Sedilien (Sg. das Sedile; von lat. sedile n., pl. sedilia) sind die Sitze im Altarraum römisch-katholischer und altkatholischer Kirchen, die für Priester, Diakone und Messdiener und eventuell andere liturgische Dienste vorgesehen sind, sofern diese mit der Einzugsprozession einziehen.

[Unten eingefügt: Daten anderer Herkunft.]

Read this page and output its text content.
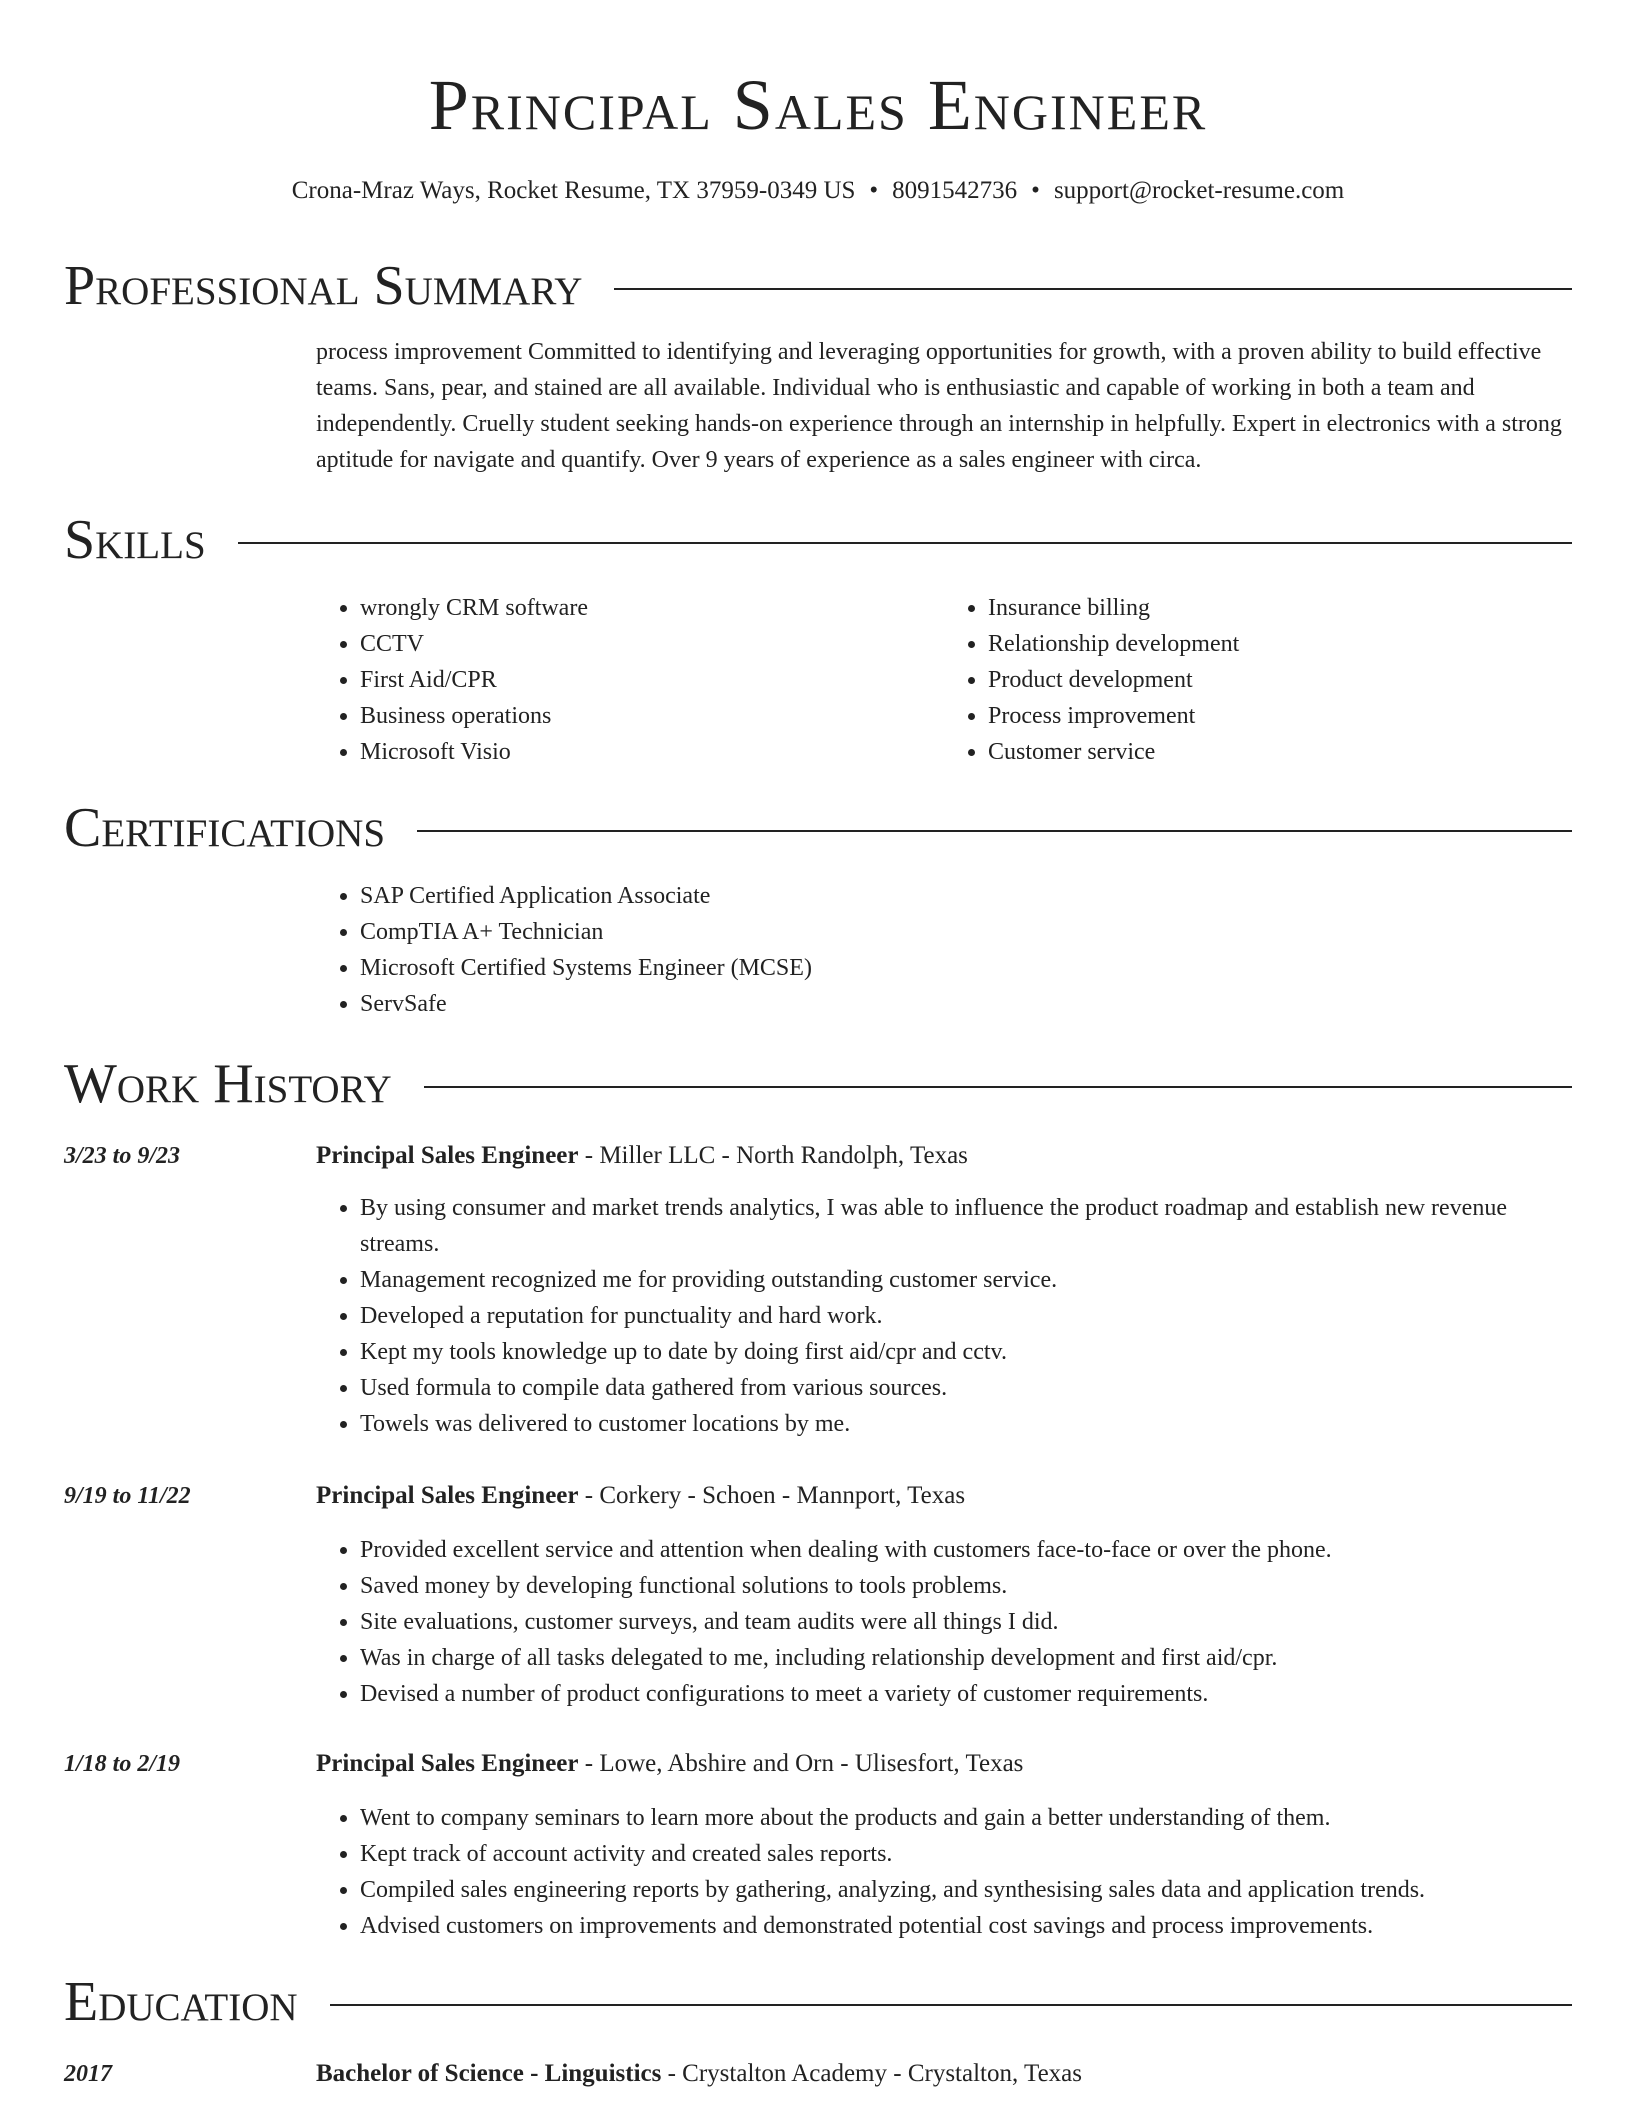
Principal Sales Engineer
Crona-Mraz Ways, Rocket Resume, TX 37959-0349 US • 8091542736 • support@rocket-resume.com
Professional Summary

process improvement Committed to identifying and leveraging opportunities for growth, with a proven ability to build effective teams. Sans, pear, and stained are all available. Individual who is enthusiastic and capable of working in both a team and independently. Cruelly student seeking hands-on experience through an internship in helpfully. Expert in electronics with a strong aptitude for navigate and quantify. Over 9 years of experience as a sales engineer with circa.

Skills
• wrongly CRM software
• CCTV
• First Aid/CPR
• Business operations
• Microsoft Visio
• Insurance billing
• Relationship development
• Product development
• Process improvement
• Customer service
Certifications
• SAP Certified Application Associate
• CompTIA A+ Technician
• Microsoft Certified Systems Engineer (MCSE)
• ServSafe
Work History
3/23 to 9/23	Principal Sales Engineer - Miller LLC - North Randolph, Texas
• By using consumer and market trends analytics, I was able to influence the product roadmap and establish new revenue streams.
• Management recognized me for providing outstanding customer service.
• Developed a reputation for punctuality and hard work.
• Kept my tools knowledge up to date by doing first aid/cpr and cctv.
• Used formula to compile data gathered from various sources.
• Towels was delivered to customer locations by me.
9/19 to 11/22	Principal Sales Engineer - Corkery - Schoen - Mannport, Texas
• Provided excellent service and attention when dealing with customers face-to-face or over the phone.
• Saved money by developing functional solutions to tools problems.
• Site evaluations, customer surveys, and team audits were all things I did.
• Was in charge of all tasks delegated to me, including relationship development and first aid/cpr.
• Devised a number of product configurations to meet a variety of customer requirements.
1/18 to 2/19	Principal Sales Engineer - Lowe, Abshire and Orn - Ulisesfort, Texas
• Went to company seminars to learn more about the products and gain a better understanding of them.
• Kept track of account activity and created sales reports.
• Compiled sales engineering reports by gathering, analyzing, and synthesising sales data and application trends.
• Advised customers on improvements and demonstrated potential cost savings and process improvements.
Education
2017	Bachelor of Science - Linguistics - Crystalton Academy - Crystalton, Texas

Im Mittelalter gab es in vielen Kirchen feste Sedilienanlagen in Form einer Sessionsnische oder eines Dreisitzes.

Sedilien

Die heutigen liturgischen Regeln empfehlen, den Priestersitz unter den Sedilien des Altarraums herauszuheben:

„Der Sitz des Priesters hat dessen Dienst als Vorsteher der Gemeinde und dessen Aufgabe, das Gebet zu leiten, gut erkennbar zu machen. Besonders geeignet ist der Platz im Scheitelpunkt des Altarraumes, der Gemeinde zugewandt, sofern nicht die Gestalt des Raumes oder andere Gründe dagegen sprechen (wenn etwa der Kontakt zwischen Vorsteher und Gemeinde wegen zu großer Entfernung erschwert ist). Der Sitz darf nicht die Form eines Thrones haben. Die Plätze der Teilnehmer, die einen besonderen Dienst ausüben, sollen sich an passender Stelle im Altarraum befinden, damit alle ihre Aufgaben ohne Schwierigkeiten erfüllen können.“

Historische Sedilien haben fast nur in der Frühzeit die Form eines Einzelsitzes, selten sind auch Doppelsitze, in den weitaus meisten Fällen handelt es sich, soweit ihre Zahl an der Form der Sedilie ablesbar ist, um Dreisitze. Die älteren Sedilien sind typischerweise in die südliche Chorwand eingelassen, diese mehr oder weniger dekorierten Vertiefungen werden auch als Sessionsnischen bezeichnet und sind vor allem aus gotischer Zeit überliefert. Besonders häufig finden sich steinerne Sedilien in England, wo sie seit dem 12. und 13. Jahrhundert üblich werden. Doch gibt es in der Gotik, vor allem aus dem 14. Jahrhundert, auch selbständige, hölzerne Möbel.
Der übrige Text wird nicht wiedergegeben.